The newly-announced setup, which will store up to 240 megawatt-hours of energy, was approved by the Monterey County Board of Supervisors in 2020, according to documentssubmitted last year. It will consist of 85 Tesla lithium-ion “megapacks” and be used to help power the company’s corporate headquarters in Cupertino. Monterey County’s planning chief confirmed that Apple will use the Tesla batteries in an email to The Verge. Apple declined to comment. Tesla did not respond to a request for comment.
Tesla first announced the megapack battery system back in 2019. The 60MW storage setup Apple will be using is not Tesla’s biggest, though. The company has built bigger overall battery storage solutions in Australia and south of Houston, Texas of around 100MW in size. Still, Apple touted it as “one of the largest battery projects in the country” in a press release, saying the battery system could power more than 7,000 homes for a whole day. The Tesla batteries will make it possible for Apple to store energy generated by its 130-megawatt solar array at the farm, which is called California Flats.
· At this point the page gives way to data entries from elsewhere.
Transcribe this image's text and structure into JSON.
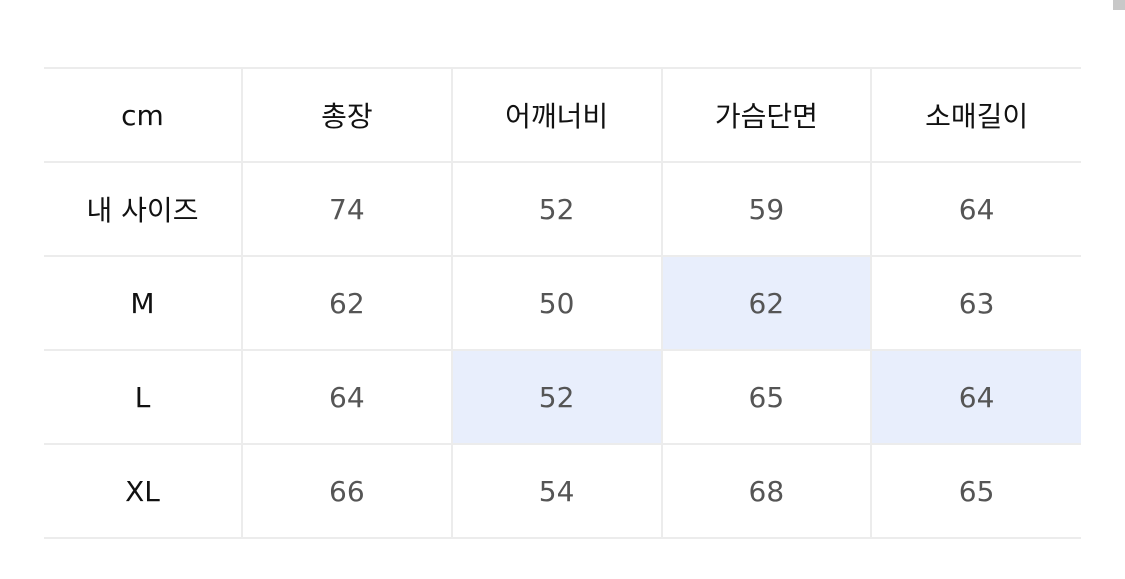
{
  "table": {
    "headers": [
      "cm",
      "총장",
      "어깨너비",
      "가슴단면",
      "소매길이"
    ],
    "rows": [
      {
        "label": "내 사이즈",
        "values": [
          "74",
          "52",
          "59",
          "64"
        ],
        "highlight": [
          false,
          false,
          false,
          false
        ]
      },
      {
        "label": "M",
        "values": [
          "62",
          "50",
          "62",
          "63"
        ],
        "highlight": [
          false,
          false,
          true,
          false
        ]
      },
      {
        "label": "L",
        "values": [
          "64",
          "52",
          "65",
          "64"
        ],
        "highlight": [
          false,
          true,
          false,
          true
        ]
      },
      {
        "label": "XL",
        "values": [
          "66",
          "54",
          "68",
          "65"
        ],
        "highlight": [
          false,
          false,
          false,
          false
        ]
      }
    ]
  },
  "colors": {
    "highlight": "#e8eefc",
    "border": "#ececec"
  }
}
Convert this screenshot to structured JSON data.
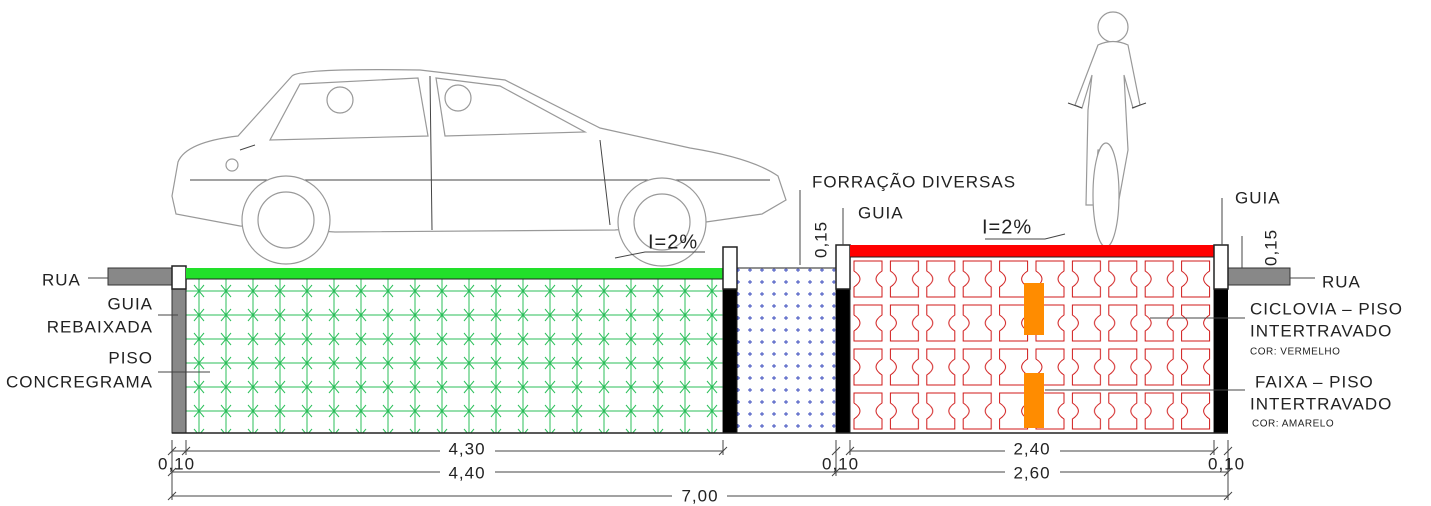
{
  "left": {
    "road": "RUA",
    "curb": [
      "GUIA",
      "REBAIXADA"
    ],
    "paving": [
      "PISO",
      "CONCREGRAMA"
    ],
    "slope": "I=2%"
  },
  "middle": {
    "planting": "FORRAÇÃO DIVERSAS",
    "height": "0,15",
    "curb": "GUIA"
  },
  "right": {
    "slope": "I=2%",
    "curb": "GUIA",
    "height": "0,15",
    "road": "RUA",
    "bike_lane": [
      "CICLOVIA – PISO",
      "INTERTRAVADO",
      "COR: VERMELHO"
    ],
    "stripe": [
      "FAIXA – PISO",
      "INTERTRAVADO",
      "COR: AMARELO"
    ]
  },
  "dimensions": {
    "left_curb": "0,10",
    "parking": "4,30",
    "parking_total": "4,40",
    "middle_curb": "0,10",
    "bike": "2,40",
    "bike_total": "2,60",
    "right_curb": "0,10",
    "total": "7,00"
  }
}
“The challenge with clean energy — solar and wind — is that it’s by definition intermittent,” Apple VP Lisa Jackson told Reuters on Wednesday. “If we can do it, and we can show that it works for us, it takes away the concerns about intermittency and it helps the grid in terms of stabilization. It’s something that can be imitated or built upon by other companies.”
Tesla is best known for its electric cars, but it’s spent years trying to build up an energy storage business to compliment the solar products it acquired when it bought Solar City. It has gotten increasingly involved in large-scale energy storage projects like Apple’s over the years in addition to its home battery business.
While it’s still modest compared to the billions of dollars generated by Tesla’s car business, the energy storage division’s products has already netted at least one other strange bedfellow customer: in 2019, Volkswagen announced it was using Tesla batteries at some of its Electrify America charging stations.